Alex got out his oculus and set it aside, then took out his egg-shaped multi-lamp. The lamp had four curved sides, each with an oval crystal lens mounted in it. Three of the lenses were covered with a leather cap, so the light from inside only had one direction to shine. Each lens was inscribed with runes and there were runes all around the bottom of the lamp.
The front of the lamp opened by folding the side down from the top on a hinge, which allowed Alex access to its interior. He removed a brass reservoir from a row of them clipped into his kit bag, and snapped it into place in the bottom of the lamp. The reservoir had an alchemical solution in it that would burn with a bright silver light. When viewed through the oculus, the light would cause biological traces to fluoresce, making them easy to spot.

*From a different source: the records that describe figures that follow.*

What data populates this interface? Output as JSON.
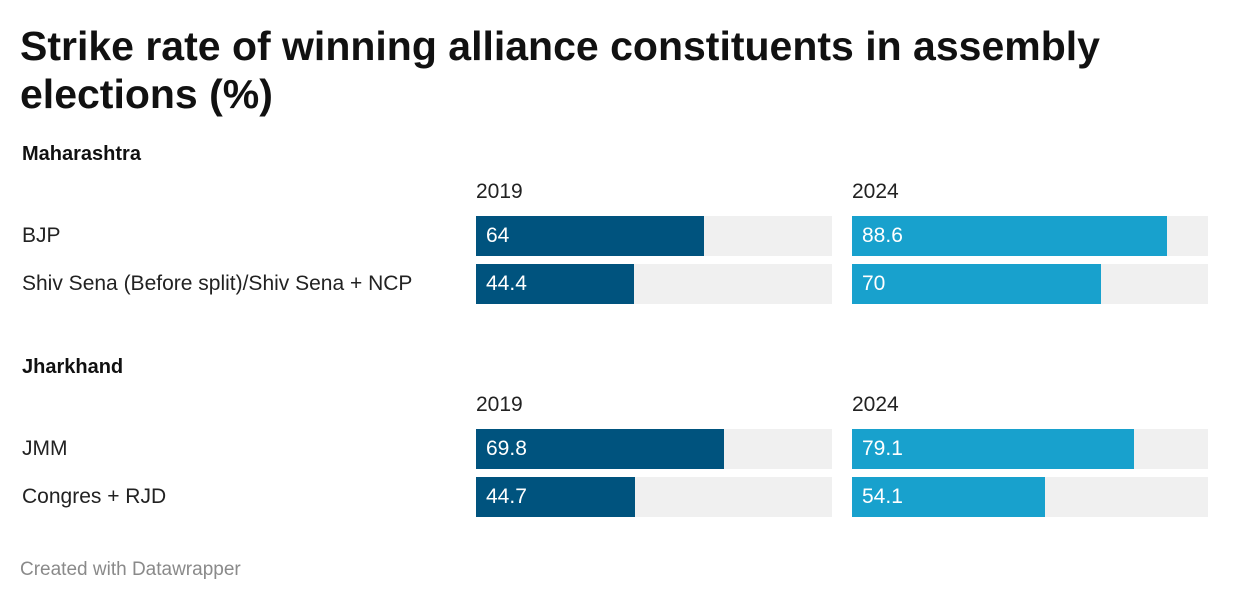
{
  "title": "Strike rate of winning alliance constituents in assembly elections (%)",
  "credit": "Created with Datawrapper",
  "colors": {
    "y2019": "#00537e",
    "y2024": "#18a1cd",
    "track": "#f0f0f0"
  },
  "chart_data": {
    "type": "bar",
    "columns": [
      "2019",
      "2024"
    ],
    "scale_max": 100,
    "groups": [
      {
        "name": "Maharashtra",
        "rows": [
          {
            "label": "BJP",
            "values": [
              64,
              88.6
            ],
            "labels": [
              "64",
              "88.6"
            ]
          },
          {
            "label": "Shiv Sena (Before split)/Shiv Sena + NCP",
            "values": [
              44.4,
              70
            ],
            "labels": [
              "44.4",
              "70"
            ]
          }
        ]
      },
      {
        "name": "Jharkhand",
        "rows": [
          {
            "label": "JMM",
            "values": [
              69.8,
              79.1
            ],
            "labels": [
              "69.8",
              "79.1"
            ]
          },
          {
            "label": "Congres + RJD",
            "values": [
              44.7,
              54.1
            ],
            "labels": [
              "44.7",
              "54.1"
            ]
          }
        ]
      }
    ]
  }
}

Alex lit the burner with his brass squeeze lighter, then closed the door to the lamp. His oculus consisted of a leather pad that went over the right side of his face and was held on with a leather strap. A brass tube, not unlike a telescope, was mounted to it, positioned over his eye. There were several focusing rings and colored lenses that could be used to change the sensitivity of the oculus, and he fiddled with them briefly before starting his investigation.
The home of Alice Cartwright wasn’t just orderly to look at, it was clean as well. Alex found fingerprints in the usual places; icebox, kitchen cabinets, office drawers, and her nightstand. There was evidence that she’d cut herself in the bathroom and had cleaned up the blood. That probably meant that she shaved her legs, which could mean there was a man in her life.
If such a man existed, however, Alice had not had him in her bedroom. Nothing there indicated anything untoward had occurred.
All in all, Alex’s search of the apartment had been both frustrating and fruitless.
Determined to be thorough, he extinguished the silverlight burner and clipped in the one that made ghostlight. With the greenish light emanating from his lamp, Alex went back over the apartment, taking extra time on the blackboards in the front room and in Alice’s office. The office was simple and straightforward, just a desk with a phone on it and four filing cabinets full of papers. He swept it twice, but nothing showed as magical.
Defeated, he blew out his lamp and set it on the desk to cool. As far as he could tell Alice Cartwright had led an average, somewhat boring life, yet someone had hated her enough to stab her to death. Her apartment was nice, but nothing in it spoke to money, at least not the kind you’d kill to get.
There was still the matter of her job. She might have been a kept woman or had a small amount of family money, but the four file cabinets full of papers spoke to some kind of work. With a sigh, Alex opened the top drawer of the first cabinet and pulled out the first three file folders. He had just sat down at Alice’s desk to go through them when he heard raised voices coming from the front room. One of them was clearly the young policeman from the door and, after a moment, Alex heard Detective Nicholson as well.
Setting the files aside, he stood and packed his lamp and oculus back into his kit.
“I don’t care if you’re investigating the murder of the Arch Duke Ferdinand,” an unfamiliar voice was saying as Alex made his way out of the office. “This apartment is under my jurisdiction until I say otherwise.”
Alex emerged from the back to see Nicholson standing nose to nose with a man in a light blue suit. He was a little taller than the Detective, but otherwise was the man’s polar opposite. Where Nicholson was dumpy and unkempt, the newcomer was thin and immaculate. His suit was pressed, his tie was straight, his hat had been blocked recently, and Alex could see the crease in his trousers from across the room. The only thing out of place about the man was the ring of dark brown hair around his head that didn’t quite match the bit on top. Clearly he was wearing a toupee.